The project will be produced by Paramount Television, the studio behind Fox’s Emmy-winning 2016 one-off Grease: Live. Erik Feig’s Picturestart and Temple Hill (Love, Simon) will executive produce. The new take reimagines the original movie and will feature some characters from it. The series is still set in the 1950s and will feature big musical numbers from the era combined with new original songs. It will explore the peer pressures of high school, the horrors of puberty and life in middle America with a modern sensibility.
Additional details surrounding Grease: Rydell High are slim. A search is underway for a writer on the show; an episode count and premiere date have also not been determined; and no decision has been made on whether installments will be a half-hour or hourlong.
“Grease is an iconic pop-culture phenomenon that works for every generation, and I’m thrilled that our friends at Paramount were excited about the idea of opening up the show and putting it on a larger canvas for a weekly series,” Sarah Aubrey, head of content at HBO Max, said Tuesday in a statement. “This is high school and life in small-town USA told on the scale of a big rock ’n’ roll musical. It’s Grease 2.0 but with the same spirit, energy and excitement you immediately think of when you hear any of these iconic songs. You’re the One That I Want!”

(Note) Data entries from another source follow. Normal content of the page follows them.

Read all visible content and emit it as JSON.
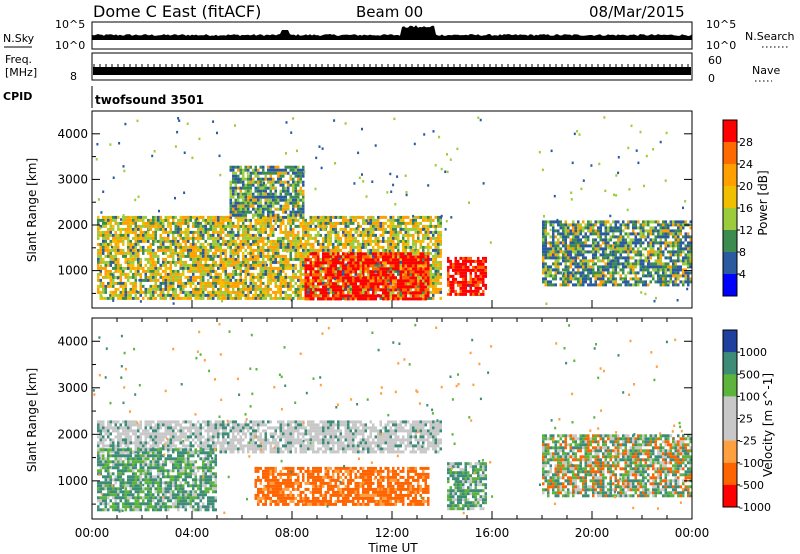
{
  "header": {
    "station": "Dome C East (fitACF)",
    "beam": "Beam 00",
    "date": "08/Mar/2015"
  },
  "noise_panel": {
    "left_label": "N.Sky",
    "right_label": "N.Search",
    "left_ticks": [
      "10^5",
      "10^0"
    ],
    "right_ticks": [
      "10^5",
      "10^0"
    ]
  },
  "freq_panel": {
    "left_label_line1": "Freq.",
    "left_label_line2": "[MHz]",
    "left_ticks": [
      "8"
    ],
    "right_label": "Nave",
    "right_ticks": [
      "60",
      "0"
    ]
  },
  "cpid_panel": {
    "label": "CPID",
    "program": "twofsound 3501"
  },
  "time_axis": {
    "title": "Time UT",
    "ticks": [
      "00:00",
      "04:00",
      "08:00",
      "12:00",
      "16:00",
      "20:00",
      "00:00"
    ]
  },
  "chart_data": [
    {
      "type": "heatmap",
      "title": "",
      "quantity": "Power",
      "ylabel": "Slant Range [km]",
      "xlabel": "Time UT",
      "x_ticks": [
        "00:00",
        "04:00",
        "08:00",
        "12:00",
        "16:00",
        "20:00",
        "00:00"
      ],
      "y_ticks": [
        1000,
        2000,
        3000,
        4000
      ],
      "ylim": [
        180,
        4500
      ],
      "xlim_hours": [
        0,
        24
      ],
      "colorbar": {
        "label": "Power [dB]",
        "ticks": [
          "28",
          "24",
          "20",
          "16",
          "12",
          "8",
          "4"
        ],
        "colors": [
          "#ff0000",
          "#ff6a00",
          "#ffa000",
          "#f0c000",
          "#9ccc3c",
          "#3c8c50",
          "#2a5aa0",
          "#0000ff"
        ]
      },
      "echo_regions": [
        {
          "t_start": 0.2,
          "t_end": 14.0,
          "range_min": 400,
          "range_max": 2200,
          "level": "medium"
        },
        {
          "t_start": 5.5,
          "t_end": 8.5,
          "range_min": 2200,
          "range_max": 3300,
          "level": "low"
        },
        {
          "t_start": 8.5,
          "t_end": 13.5,
          "range_min": 350,
          "range_max": 1400,
          "level": "high"
        },
        {
          "t_start": 14.2,
          "t_end": 15.8,
          "range_min": 500,
          "range_max": 1300,
          "level": "high"
        },
        {
          "t_start": 18.0,
          "t_end": 24.0,
          "range_min": 700,
          "range_max": 2100,
          "level": "low"
        }
      ]
    },
    {
      "type": "heatmap",
      "title": "",
      "quantity": "Velocity",
      "ylabel": "Slant Range [km]",
      "xlabel": "Time UT",
      "x_ticks": [
        "00:00",
        "04:00",
        "08:00",
        "12:00",
        "16:00",
        "20:00",
        "00:00"
      ],
      "y_ticks": [
        1000,
        2000,
        3000,
        4000
      ],
      "ylim": [
        180,
        4500
      ],
      "xlim_hours": [
        0,
        24
      ],
      "colorbar": {
        "label": "Velocity [m s^-1]",
        "ticks": [
          "1000",
          "500",
          "100",
          "25",
          "-25",
          "-100",
          "-500",
          "-1000"
        ],
        "colors": [
          "#2040a0",
          "#3c8c78",
          "#5cb43c",
          "#c8c8c8",
          "#c8c8c8",
          "#ffa040",
          "#ff6400",
          "#ff0000"
        ]
      },
      "echo_regions": [
        {
          "t_start": 0.2,
          "t_end": 14.0,
          "range_min": 1600,
          "range_max": 2300,
          "level": "near-zero"
        },
        {
          "t_start": 6.5,
          "t_end": 13.5,
          "range_min": 500,
          "range_max": 1300,
          "level": "negative"
        },
        {
          "t_start": 0.2,
          "t_end": 5.0,
          "range_min": 400,
          "range_max": 1700,
          "level": "positive"
        },
        {
          "t_start": 14.2,
          "t_end": 15.8,
          "range_min": 400,
          "range_max": 1400,
          "level": "positive"
        },
        {
          "t_start": 18.0,
          "t_end": 24.0,
          "range_min": 700,
          "range_max": 2000,
          "level": "mixed"
        }
      ]
    }
  ]
}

Grease: Rydell High marks the second time that Paramount TV has revisited the Grease franchise. Its 2016 live production for Fox, which starred Julianne Hough, Aaron Tveit and Vanessa Hudgens, earned 10 Emmy nominations and won five awards, including for special class program and directing (for Thomas Kail and Alex Rudzinski). That production featured songs from the original feature as well as from its more recent Broadway production.
Greenblatt, who now oversees content at HBO, TNT, TBS and select other WarnerMedia brands, has a background in Broadway and developed Smash for NBC, and he also ushered in broadcast’s live TV musical wave that has been widely copied at other networks.
The new Grease take arrives six months after Paramount Players put a prequel — titled Summer Lovin’ — into development for the big screen. John August (Big Fish, Charlie and the Chocolate Factory) is attached to pen the script. Summer Loving is also being produced by Picturestart and Temple Hill.
Set to launch in 2020, HBO Max will feature a mixture of library content (Game of Thrones, Friends, Big Bang Theory) and originals including a new take on Gossip Girl and The Boondocks, as well as a female-focused new chapter in Dune.